He only stays faithful when he’s broke, Lusaka woman testifies
By Charles Musonda
A LUSAKA woman has told the Matero Local Court that her marriage only knows peace when her husband is broke and jobless because the moment money lands in his pocket, he wastes no time shopping for a new wife.
Febby Phiri, 29, of Lusaka West told the court that her husband Raymond Zulu, 32, had a habit of changing women as casually as he changes clothes.
Phiri testified that Zulu’s habit was driven by his obsession with fathering a child given that the couple had failed to have one together despite her suffering four miscarriages during their six-year marriage.
Phiri told the court that Zulu even had a child with another woman and continued to use the couple’s childlessness as justification for his infidelity.
“He has found another woman, she called him and when he answered she started shouting at him, I was just seated next to him. He talks to other women in my presence. If he is not working that’s when there is peace. It got worse in 2024 when he found another woman. He beat and squeezed me by the neck. When his aunt came to visit, she found me swollen and when she asked him why he was beating me, he didn’t say anything and just drove off,” Phiri said.
She testified that when she resolved to pack her belongings and walk out, Zulu locked her inside the house against her will.
Phiri told the court that Zulu would lie about going away on company trips while he was in fact sneaking off to spend time with other women behind her back.
Phiri told the court that Zulu blocked her number on WhatsApp while simultaneously flooding the platform with pictures of himself posing with another woman and her family, captioning the posts to show that she was the woman he intended to marry.
She told the court that the final and most humiliating blow came when Zulu dispatched his aunt to collect her belongings and dump her at her parents’ home without any financial support, telling her he would come back for her when he returned from the Democratic Republic of Congo (DRC).

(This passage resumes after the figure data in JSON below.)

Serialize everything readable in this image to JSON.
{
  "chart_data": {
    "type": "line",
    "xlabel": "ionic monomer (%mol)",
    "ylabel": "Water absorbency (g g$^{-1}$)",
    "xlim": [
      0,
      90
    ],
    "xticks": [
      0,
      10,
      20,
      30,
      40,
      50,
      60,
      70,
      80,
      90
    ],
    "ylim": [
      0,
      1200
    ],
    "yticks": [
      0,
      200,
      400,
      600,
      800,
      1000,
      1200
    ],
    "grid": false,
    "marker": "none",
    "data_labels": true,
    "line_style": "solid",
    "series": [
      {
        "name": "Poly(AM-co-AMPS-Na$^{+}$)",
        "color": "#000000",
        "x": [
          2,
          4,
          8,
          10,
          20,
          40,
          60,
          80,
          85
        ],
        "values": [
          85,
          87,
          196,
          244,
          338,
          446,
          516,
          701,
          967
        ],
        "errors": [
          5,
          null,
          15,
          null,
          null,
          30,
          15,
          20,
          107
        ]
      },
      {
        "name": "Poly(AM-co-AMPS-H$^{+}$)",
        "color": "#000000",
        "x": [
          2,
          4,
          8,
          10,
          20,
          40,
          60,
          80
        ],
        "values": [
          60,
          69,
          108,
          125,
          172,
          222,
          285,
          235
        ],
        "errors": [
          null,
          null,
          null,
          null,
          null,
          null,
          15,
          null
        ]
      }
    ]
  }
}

In his defence, Zulu said Phiri had lacked for nothing under his care.
He testified that he asked his aunt to return Phiri to her parents simply because he could not continue paying rent on a house he had vacated and had no idea when the instability in the DRC would allow him to return.
“I still lover her but if she wants divorce it’s fine,” Zulu said.
When Justice Ngoma urged Phiri to give her husband another chance, she flatly refused, telling the court that he had put her through hell and that she was done.
The court granted the divorce on the grounds that the marriage had irretrievably broken down, ordering Zulu to compensate Phiri with K11, 000, payable in monthly instalments of K2,000.